N.F. Le christianisme a été présent dans l’archipel nippon depuis le XVIe siècle, et de manière particulièrement forte à Nagasaki. La raison en est simple : en 1549, trois ans après la découverte du Japon par des navigateurs portugais, le prêtre jésuite Saint François-Xavier débarqua à Kagoshima pour y évangéliser les habitants. Un seigneur local converti au christianisme offrit aux jésuites de s’installer et de gérer l’activité du petit port de Nagasaki qui n’était à cette époque qu’un simple village de pêcheurs. Celui-ci se transforma en une ville florissante et magnifique, qu’on surnomma la ville de Beauté. Le pays était pourtant dans une instabilité permanente ponctuée de guerres civiles, depuis que les seigneurs de guerre se disputaient la gouvernance du Japon. Juste avant la fermeture complète du pays aux étrangers, une vague de persécutions à l’encontre des chrétiens autochtones déferla sur le Pays, et notamment à Nagasaki, où un grand nombre furent poursuivis et executés. Près de 3 siècles plus tard, l’Ere Meiji marque la réouverture du Japon au commerce étranger et le retour des chrétiens japonais survivants, les « Krishitan » (chrétiens cachés) qui construisirent une église à Nagasaki, là-même où ils avaient été persécutés. Au début du XXème siècle, quand le jeune Takashi vint étudier à l’université de Médecine de Nagasaki, le christianisme était imprégné dans la culture locale depuis plusieurs siècles déjà.

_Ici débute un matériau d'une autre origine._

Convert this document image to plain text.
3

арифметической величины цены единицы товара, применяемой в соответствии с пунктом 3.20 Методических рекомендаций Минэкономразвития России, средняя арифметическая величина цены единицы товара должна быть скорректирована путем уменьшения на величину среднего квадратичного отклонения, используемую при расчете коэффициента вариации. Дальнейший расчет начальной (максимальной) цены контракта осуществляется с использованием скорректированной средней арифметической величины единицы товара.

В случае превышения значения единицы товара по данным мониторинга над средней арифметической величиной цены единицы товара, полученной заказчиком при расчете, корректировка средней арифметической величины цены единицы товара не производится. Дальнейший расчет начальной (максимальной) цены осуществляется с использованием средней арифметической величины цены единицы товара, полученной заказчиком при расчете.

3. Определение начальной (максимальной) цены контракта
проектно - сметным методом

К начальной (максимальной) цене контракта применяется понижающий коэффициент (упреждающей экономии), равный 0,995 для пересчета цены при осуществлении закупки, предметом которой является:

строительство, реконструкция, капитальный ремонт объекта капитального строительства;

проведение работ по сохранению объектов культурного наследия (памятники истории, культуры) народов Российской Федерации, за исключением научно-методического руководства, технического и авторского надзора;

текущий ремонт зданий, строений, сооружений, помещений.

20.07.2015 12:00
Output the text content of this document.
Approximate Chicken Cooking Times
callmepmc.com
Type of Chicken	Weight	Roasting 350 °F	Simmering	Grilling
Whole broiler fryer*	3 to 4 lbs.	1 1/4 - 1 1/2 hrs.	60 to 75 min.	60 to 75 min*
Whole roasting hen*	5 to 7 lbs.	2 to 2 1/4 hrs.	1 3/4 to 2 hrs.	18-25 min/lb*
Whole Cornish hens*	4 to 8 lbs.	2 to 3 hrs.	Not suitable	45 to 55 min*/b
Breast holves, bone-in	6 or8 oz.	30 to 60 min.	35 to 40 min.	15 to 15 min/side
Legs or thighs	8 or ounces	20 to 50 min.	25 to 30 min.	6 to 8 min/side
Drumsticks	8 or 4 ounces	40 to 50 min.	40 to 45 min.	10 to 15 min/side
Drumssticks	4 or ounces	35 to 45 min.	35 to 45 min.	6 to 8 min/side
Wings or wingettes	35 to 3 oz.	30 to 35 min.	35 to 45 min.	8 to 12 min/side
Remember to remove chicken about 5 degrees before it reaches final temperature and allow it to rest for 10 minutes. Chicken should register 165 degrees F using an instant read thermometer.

8- J.D. Et du côté de l’église
N.F. Du côté de l’Eglise, un procès en béatification est en cours pour Takashi et Midori Nagaï, c’est-à-dire la reconnaissance publique d’une existence où la foi, l’espérance et la charité envers Dieu et son prochain ont été vécues de manière héroïque. L’aboutissement d’un procès en béatification n’est pas gagné d’avance, mais pour un couple japonais presque contemporain, ce serait une première dans l’Eglise catholique et un bel hommage !

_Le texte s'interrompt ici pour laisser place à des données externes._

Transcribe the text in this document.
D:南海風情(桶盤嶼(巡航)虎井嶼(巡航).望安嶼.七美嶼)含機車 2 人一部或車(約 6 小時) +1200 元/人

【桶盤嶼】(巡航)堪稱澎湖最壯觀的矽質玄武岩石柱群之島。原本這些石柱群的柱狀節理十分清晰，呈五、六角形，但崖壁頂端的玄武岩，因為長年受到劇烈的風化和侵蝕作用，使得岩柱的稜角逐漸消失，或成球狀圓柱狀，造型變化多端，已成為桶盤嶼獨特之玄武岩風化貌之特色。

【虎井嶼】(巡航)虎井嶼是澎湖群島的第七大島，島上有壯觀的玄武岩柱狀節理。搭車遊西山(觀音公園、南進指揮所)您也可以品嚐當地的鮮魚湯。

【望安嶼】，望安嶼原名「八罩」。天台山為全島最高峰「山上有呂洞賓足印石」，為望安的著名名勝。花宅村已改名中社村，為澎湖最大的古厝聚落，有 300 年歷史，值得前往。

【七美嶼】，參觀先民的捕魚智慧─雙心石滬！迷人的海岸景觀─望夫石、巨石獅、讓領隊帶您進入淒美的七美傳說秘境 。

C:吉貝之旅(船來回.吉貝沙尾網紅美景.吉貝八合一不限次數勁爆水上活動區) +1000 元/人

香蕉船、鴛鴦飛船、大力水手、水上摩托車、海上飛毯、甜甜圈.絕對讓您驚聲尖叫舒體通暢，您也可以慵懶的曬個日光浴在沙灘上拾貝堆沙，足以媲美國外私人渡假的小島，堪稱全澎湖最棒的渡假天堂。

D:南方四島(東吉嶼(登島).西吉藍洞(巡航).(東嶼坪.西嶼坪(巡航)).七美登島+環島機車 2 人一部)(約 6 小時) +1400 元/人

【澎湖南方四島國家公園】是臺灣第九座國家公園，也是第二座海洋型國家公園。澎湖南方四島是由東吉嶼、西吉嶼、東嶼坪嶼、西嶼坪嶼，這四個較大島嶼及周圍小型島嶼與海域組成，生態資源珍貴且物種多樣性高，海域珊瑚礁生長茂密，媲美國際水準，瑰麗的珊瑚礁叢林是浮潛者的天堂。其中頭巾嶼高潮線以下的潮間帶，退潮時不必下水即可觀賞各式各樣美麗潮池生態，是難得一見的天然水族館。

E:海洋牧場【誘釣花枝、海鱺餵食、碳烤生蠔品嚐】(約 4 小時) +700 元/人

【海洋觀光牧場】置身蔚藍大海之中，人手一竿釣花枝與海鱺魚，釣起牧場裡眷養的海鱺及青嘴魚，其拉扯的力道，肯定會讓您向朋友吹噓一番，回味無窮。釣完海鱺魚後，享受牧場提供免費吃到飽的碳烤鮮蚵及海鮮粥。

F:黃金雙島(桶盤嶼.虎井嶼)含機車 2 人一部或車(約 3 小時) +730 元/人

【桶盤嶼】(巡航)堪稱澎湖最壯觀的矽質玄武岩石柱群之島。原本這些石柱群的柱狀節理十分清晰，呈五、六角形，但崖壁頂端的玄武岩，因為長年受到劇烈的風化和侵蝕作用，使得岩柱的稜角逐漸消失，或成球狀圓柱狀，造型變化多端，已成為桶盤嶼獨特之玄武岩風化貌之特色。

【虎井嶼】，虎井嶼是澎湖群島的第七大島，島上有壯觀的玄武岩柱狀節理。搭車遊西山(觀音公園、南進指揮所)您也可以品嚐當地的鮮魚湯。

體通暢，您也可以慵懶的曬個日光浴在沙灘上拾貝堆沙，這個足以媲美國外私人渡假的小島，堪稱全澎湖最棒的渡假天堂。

9- J.D. Selon vous son héritage spirituel est-il aussi important que son héritage de chercheur ? Et peuvent-ils être dissociable l’un de l’autre ?
N.F. Le docteur Nagaï était renommé dans son domaine, expert et pionnier en radiologie, discipline complètement inconnue et marginalisée au Japon avant lui. Les résultats de ses recherches lui permirent de détecter et de soigner à temps de nombreux patients atteints de tuberculose. Mais à la même époque, les USA, beaucoup plus avancés, maîtrisaient déjà secrètement le principe de la bombe atomique : la scission de l’atome. En tant que chercheur, Takashi ne put s’empêcher de saluer cette performance avec admiration. Il ne séparait pas le résultat de ses recherches de sa Foi. En tant que médecin, ses recherches étaient orientées vers la protection et le soin des vies humaines. Tout ce qu’il découvrait dans son laboratoire l’émerveillait et était pour lui le fruit d’une volonté plus grande que la sienne. Ses réflexions sur la vie eurent un retentissement bien plus grand que ses recherches, aussi reconnues soient-elles à l’époque. Tout simplement parce qu’il n’est pas nécessaire de maîtriser la science de l’atome pour apprécier les valeurs profondément humaines et universelles dont Takashi Nagaï témoigne de façon lumineuse dans ses livres. Et heureusement !
10- J.D. En vous remerciant, d’après vous quel serai son message au monde d’aujourd’hui ?
N.F. La Paix, l’urgence d’une véritable Paix ! Et ne pas désespérer des pires épreuves. Le chemin du bonheur est souvent rude mais il est simple ; et il nous attend.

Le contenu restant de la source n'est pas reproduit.